When the lockdown was imposed in March, India's 21 lakh HIV positive patients and those at-risk of HIV (having unsafe sex) faced difficulties in accessing medicines and getting tested because anti-retroviral therapy or ART is available only in big hospitals or at designated ART centres. “Interruptions to access and delivery of care can negatively impact people living with HIV, putting them at a higher risk of health complications,” said Dr IS Gilada, president of the AIDS Society of India. “If you do not take medicines for two months, you risk becoming resistant to the medication. Virus count in the body goes up and makes you vulnerable to comorbidities like tuberculosis.”

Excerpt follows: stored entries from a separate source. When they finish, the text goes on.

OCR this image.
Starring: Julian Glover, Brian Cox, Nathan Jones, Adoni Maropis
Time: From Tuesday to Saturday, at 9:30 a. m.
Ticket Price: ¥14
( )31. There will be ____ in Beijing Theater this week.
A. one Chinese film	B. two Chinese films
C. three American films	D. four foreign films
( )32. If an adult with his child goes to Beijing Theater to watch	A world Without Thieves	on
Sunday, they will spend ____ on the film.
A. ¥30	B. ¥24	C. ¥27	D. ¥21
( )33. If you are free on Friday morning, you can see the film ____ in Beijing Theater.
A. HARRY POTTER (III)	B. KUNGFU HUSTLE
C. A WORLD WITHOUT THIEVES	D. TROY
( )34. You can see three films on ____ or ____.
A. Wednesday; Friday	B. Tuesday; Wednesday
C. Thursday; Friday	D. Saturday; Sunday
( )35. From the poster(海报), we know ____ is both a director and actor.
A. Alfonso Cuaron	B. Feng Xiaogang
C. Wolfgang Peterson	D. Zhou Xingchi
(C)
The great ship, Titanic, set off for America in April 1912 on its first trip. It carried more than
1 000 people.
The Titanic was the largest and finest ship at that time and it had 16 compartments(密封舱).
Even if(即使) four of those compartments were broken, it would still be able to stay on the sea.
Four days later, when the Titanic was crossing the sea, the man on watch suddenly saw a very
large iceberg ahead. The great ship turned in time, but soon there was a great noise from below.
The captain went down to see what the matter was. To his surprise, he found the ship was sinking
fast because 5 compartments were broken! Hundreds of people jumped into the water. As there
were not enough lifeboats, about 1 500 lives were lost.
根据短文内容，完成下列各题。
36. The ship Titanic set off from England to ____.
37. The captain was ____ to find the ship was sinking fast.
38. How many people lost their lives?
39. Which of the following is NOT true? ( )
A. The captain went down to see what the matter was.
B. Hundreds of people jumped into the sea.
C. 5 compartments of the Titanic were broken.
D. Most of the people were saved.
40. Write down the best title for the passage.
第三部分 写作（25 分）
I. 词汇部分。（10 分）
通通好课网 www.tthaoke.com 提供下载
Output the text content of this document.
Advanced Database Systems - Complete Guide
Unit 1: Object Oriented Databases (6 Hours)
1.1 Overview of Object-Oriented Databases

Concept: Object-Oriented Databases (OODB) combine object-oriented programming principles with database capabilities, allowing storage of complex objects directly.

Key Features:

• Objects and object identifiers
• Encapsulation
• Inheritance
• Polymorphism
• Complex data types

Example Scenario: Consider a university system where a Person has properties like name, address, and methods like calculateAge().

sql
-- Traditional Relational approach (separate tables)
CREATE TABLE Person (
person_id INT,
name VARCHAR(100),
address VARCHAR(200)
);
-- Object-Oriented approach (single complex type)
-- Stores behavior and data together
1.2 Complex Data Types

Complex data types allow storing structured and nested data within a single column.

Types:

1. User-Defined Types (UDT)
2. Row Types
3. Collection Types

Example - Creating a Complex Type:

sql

The survey also found that about 46% of the at-risk population reported a decrease in frequency of taking HIV tests during Covid-19. For India, the figure was 85%. The main reasons for reduced testing were concerns of getting infected with Covid-19 (62%) and travel restrictions imposed during the pandemic (46%).
Along with HIV testing, Acharya added that TB testing has also gone down which means that many HIV positive patients are living with undiagnosed TB. Almost all HIV patients get TB. “In Mumbai, before Covid we used to see some 5,000 new cases of TB every month. Now, the number hasn’t gone over 3,000 in the past few months. Which means, fewer people are being diagnosed. And leaving TB untreated for long makes it drug resistant,” said Acharya.
“Testing has been impacted. In future, if there’s another crisis like this, we need to figure out a way to take testing to the people instead of them coming out for it,” said Dr Rahul Bargaje, medical director, Gilead Sciences South Asia. He added that an important takeaway from the survey was the success of tele-health. In India, 85.3% physicians said they provided a phone consultation. Overall, almost 97% used telehealth to consult with patients via telephone (85%) or video (50%), or to provide refill prescriptions (67%). “Wherever care was possible it was made possible by tele-health. That’s the way to go ahead to maintain continuity of treatment,” Bargaje told TOI.